Dalam budaya tradisional di seluruh dunia, orang tua biasanya memberikan sesedikit mungkin pujian pada anaknya.Â
Mereka khawatir terlalu banyak pujian akan menggelembungkan ego, membuat anak terlampau percaya diri, dan terlalu mementingkan dirinya sendiri.
Tapi hari ini, semuanya berbeda. Asumsi yang berkembang adalah asumsi ganda: banyak pujian dan sedikit kritik. Banyak orang percaya bahwa pujian merupakan cara yang efektif untuk memperkuat perilaku baik.

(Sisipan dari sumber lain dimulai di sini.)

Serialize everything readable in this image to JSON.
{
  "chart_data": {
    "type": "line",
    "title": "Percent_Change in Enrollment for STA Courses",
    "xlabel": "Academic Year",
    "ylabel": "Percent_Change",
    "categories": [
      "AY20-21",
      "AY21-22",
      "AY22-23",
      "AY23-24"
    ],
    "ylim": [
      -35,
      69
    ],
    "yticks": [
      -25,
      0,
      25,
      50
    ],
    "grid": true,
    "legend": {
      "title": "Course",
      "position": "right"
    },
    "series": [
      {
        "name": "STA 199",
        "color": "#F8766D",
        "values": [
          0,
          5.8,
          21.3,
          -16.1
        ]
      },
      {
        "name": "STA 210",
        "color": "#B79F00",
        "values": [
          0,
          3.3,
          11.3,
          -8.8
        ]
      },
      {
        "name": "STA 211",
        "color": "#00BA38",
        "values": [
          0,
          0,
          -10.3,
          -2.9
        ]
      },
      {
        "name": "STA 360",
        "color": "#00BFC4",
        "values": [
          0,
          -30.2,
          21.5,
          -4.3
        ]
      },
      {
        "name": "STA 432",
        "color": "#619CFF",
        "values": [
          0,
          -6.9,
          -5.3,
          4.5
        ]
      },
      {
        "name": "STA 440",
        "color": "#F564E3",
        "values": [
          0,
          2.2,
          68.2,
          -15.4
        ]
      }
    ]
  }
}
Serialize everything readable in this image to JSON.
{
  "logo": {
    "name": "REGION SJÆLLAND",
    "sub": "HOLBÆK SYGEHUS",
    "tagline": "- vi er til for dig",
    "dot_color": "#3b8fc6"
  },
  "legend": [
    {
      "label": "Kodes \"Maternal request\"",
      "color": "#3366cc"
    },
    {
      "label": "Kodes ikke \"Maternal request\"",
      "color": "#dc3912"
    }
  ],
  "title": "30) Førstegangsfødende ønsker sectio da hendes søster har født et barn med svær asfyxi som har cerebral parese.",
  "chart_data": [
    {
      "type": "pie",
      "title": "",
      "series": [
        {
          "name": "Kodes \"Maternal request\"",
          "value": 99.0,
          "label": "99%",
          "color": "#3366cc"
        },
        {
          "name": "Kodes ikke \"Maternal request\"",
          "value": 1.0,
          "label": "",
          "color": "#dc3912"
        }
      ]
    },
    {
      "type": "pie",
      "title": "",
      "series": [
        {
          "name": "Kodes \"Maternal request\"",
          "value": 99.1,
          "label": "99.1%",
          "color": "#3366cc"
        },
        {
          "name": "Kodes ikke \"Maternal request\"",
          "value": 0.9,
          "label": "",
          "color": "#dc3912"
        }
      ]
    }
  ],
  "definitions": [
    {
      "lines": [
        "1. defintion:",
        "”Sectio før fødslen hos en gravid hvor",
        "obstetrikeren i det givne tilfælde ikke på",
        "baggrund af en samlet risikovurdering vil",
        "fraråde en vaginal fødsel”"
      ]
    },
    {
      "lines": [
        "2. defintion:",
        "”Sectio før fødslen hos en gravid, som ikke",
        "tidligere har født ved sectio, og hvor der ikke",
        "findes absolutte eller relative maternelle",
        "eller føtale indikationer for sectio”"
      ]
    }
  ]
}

Katanya pujian itu meningkatkan harga diri dan kritik merusaknya. Ini seperti Anda memiliki tangki gas: pujian akan mengisinya dengan perasaan baik dan persetujuan sosial, tetapi kritik mengurasnya.
Namun, apa yang saya temukan sejauh ini adalah, pujian juga bisa merusak harga diri seseorang. Ada bahaya dalam menerima pujian dengan sepenuh hati dan tanpa syarat. Seperti yang ditakutkan oleh banyak orang tua dulu, pujian punya potensi besar untuk melemahkan seseorang.
Sama seperti gula, jika pujian digunakan terlalu bebas atau dengan cara yang tidak tepat, itu merusak. Tapi andai kata digunakan dengan hati-hati dan hemat, itu bisa menjadi hal yang luar biasa.
Sungguh, pujian yang terlalu berlebih malah bisa berbahaya bagi kita maupun mereka yang menjadi objek.Â
Demikian pula sebaliknya, pujian yang terlalu minim berpotensi mendatangkan kelesuan bagi seseorang, menganggap bahwa dunia tak punya orang yang cukup mengapresiasinya.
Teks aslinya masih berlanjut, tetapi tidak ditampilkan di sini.